Background and purpose: To evaluate prerequisites, safety, and efficacy of i.v.-thrombolysis of ischemic stroke with rtPA in an academic medical center.

Methods: Over a period of 2 years and 10 months all patients admitted with a diagnosis of stroke were recruited. Inclusion and exclusion criteria for i.v.-thrombolysis were combined from large scale randomized controlled trials, the time window, however, could be extended up to 4 hours in subjects with a negative CT-scan. Prespecified outcome parameters were the modified Rankin Scale (mRS) and the Barthel Index (BI) at 3 months, and symptomatic hemorrhagic complications. Additionally, time parameters, such as onset-admission-time, door-Ct-time, door-needle time, and onset-needle time were recorded.

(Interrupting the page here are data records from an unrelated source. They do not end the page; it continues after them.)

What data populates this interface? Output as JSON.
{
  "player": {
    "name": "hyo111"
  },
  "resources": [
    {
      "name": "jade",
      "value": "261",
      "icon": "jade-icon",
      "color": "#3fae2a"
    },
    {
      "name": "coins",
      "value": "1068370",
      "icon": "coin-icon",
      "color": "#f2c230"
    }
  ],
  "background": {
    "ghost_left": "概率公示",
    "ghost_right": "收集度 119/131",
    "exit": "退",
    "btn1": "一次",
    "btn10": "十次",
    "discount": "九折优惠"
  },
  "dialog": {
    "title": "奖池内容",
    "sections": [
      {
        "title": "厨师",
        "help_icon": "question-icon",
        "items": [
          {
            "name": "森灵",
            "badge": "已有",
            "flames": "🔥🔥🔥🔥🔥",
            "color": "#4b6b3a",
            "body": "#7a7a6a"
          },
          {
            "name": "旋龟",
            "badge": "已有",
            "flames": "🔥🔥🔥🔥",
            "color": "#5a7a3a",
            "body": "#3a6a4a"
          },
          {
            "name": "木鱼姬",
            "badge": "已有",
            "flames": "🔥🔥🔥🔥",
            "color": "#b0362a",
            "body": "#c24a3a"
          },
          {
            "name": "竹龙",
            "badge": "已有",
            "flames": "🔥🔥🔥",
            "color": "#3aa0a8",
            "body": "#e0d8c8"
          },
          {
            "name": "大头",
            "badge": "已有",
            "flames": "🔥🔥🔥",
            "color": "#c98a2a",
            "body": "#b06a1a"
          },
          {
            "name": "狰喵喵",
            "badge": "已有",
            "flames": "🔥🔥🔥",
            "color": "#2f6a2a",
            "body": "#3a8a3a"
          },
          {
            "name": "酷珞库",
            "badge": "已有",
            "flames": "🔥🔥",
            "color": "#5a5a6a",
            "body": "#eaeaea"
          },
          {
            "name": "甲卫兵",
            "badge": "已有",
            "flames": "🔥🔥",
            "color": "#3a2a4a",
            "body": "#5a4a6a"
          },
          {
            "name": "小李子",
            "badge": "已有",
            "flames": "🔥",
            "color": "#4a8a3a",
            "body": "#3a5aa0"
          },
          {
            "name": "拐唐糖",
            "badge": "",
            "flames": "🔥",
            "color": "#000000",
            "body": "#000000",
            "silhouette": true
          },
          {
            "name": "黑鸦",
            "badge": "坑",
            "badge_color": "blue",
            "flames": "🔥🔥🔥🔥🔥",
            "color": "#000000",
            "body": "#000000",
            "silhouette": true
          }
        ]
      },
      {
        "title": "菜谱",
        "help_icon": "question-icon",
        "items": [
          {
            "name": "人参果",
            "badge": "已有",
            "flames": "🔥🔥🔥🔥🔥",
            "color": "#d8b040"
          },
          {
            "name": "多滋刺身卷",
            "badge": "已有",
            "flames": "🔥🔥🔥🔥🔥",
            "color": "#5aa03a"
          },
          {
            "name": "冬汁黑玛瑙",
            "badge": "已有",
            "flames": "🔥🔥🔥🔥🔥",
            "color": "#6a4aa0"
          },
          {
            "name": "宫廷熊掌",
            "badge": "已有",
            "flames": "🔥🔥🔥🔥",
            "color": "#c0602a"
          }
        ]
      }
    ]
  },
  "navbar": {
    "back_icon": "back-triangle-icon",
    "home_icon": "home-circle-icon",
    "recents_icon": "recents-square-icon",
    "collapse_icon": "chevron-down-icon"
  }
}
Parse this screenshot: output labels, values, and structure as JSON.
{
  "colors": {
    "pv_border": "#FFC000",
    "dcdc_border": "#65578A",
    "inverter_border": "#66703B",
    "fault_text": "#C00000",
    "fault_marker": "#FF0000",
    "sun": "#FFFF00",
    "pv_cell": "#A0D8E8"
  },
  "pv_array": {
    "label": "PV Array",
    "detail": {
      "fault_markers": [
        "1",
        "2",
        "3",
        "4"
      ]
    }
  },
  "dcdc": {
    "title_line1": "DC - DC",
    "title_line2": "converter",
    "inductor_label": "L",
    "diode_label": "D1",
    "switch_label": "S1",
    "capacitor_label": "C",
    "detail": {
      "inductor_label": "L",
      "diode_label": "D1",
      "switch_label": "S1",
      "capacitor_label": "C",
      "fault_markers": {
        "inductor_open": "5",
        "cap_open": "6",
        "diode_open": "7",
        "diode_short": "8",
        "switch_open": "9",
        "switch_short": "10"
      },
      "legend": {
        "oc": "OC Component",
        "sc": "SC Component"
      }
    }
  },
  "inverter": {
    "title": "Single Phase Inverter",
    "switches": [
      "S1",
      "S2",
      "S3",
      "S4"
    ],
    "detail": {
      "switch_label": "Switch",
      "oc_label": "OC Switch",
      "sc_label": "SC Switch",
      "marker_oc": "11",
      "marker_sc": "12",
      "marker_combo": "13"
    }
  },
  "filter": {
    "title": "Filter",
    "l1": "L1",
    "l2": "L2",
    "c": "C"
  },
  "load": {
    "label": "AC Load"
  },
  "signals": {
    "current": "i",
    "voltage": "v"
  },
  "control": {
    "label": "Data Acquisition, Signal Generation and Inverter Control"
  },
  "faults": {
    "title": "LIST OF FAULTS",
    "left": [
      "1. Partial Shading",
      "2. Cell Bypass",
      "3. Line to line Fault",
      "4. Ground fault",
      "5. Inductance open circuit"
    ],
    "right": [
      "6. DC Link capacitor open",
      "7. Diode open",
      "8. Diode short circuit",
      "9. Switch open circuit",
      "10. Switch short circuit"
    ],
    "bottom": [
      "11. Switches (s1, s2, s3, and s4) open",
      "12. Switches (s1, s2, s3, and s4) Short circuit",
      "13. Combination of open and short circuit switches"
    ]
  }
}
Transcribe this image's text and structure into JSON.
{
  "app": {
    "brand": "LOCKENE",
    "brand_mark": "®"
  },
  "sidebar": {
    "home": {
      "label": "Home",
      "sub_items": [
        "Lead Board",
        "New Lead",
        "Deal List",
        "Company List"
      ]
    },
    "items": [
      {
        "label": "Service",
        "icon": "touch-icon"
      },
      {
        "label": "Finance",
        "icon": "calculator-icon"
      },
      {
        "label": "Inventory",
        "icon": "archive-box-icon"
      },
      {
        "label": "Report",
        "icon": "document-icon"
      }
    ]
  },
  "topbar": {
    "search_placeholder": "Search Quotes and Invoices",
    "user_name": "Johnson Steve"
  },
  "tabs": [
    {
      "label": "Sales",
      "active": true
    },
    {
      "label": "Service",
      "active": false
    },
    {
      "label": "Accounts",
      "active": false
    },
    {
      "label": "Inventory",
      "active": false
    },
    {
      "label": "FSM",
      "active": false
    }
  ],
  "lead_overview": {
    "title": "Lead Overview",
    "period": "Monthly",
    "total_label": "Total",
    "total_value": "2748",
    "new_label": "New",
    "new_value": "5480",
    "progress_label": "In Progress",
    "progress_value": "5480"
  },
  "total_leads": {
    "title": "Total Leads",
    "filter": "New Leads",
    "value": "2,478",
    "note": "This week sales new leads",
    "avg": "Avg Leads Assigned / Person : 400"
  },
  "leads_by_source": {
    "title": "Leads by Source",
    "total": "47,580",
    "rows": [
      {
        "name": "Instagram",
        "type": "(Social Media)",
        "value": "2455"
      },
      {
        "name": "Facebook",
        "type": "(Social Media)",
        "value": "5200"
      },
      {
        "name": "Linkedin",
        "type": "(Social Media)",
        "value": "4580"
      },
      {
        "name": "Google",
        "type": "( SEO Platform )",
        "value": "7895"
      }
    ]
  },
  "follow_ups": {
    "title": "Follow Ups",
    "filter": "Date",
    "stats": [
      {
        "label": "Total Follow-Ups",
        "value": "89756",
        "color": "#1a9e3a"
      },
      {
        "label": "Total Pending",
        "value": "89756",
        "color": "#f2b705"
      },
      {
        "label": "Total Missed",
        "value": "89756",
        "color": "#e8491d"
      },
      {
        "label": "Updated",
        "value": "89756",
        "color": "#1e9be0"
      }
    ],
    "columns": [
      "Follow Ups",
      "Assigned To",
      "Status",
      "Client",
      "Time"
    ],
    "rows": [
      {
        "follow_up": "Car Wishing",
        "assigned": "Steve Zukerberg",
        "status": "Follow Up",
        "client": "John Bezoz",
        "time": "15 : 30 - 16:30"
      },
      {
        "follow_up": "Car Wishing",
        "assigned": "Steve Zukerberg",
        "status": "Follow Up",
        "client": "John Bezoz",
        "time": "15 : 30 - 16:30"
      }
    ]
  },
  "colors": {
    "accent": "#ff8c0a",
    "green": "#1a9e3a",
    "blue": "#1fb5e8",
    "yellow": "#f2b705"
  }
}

Results: During the reported period 103 patients underwent i.v.-thrombolysis, corresponding to 14.9% of all patients with ischemic stroke, and 47% of patients with ischemic stroke arriving in < 3 hours after symptom onset. The mean baseline NIHSS was 14, the mean mRS 13 (3-34), the mean age 70 (+/- 12) years. The following time intervals were observed: Onset-admission-time 64 min., door-CT-time 27 min., admission-needle-time 80 min., and onset-needle-time 142 min. There were 4 symptomatic intracerebral hemorrhagic transformations, including 3 parenchymal hemorrhages, 2 of them lethal, and one with almost full recovery. According to the mRS, 39% of patients had a good (mRS 0-1), 72% a good to moderate recovery (mRS 0-2). The corresponding figures for the BI were 60% BI 95-100 and 72% BI > 90. The mortality was 15%.

Conclusion: The i.v.-thrombolysis of ischemic stroke with rt-PA demands appropriate organisation of the pre- and in-hospital phase and can be performed safely and efficaciously in daily clinical routine if inclusion and exclusion criteria as well as all safety measures during the critical phase after therapy are strictly obeyed.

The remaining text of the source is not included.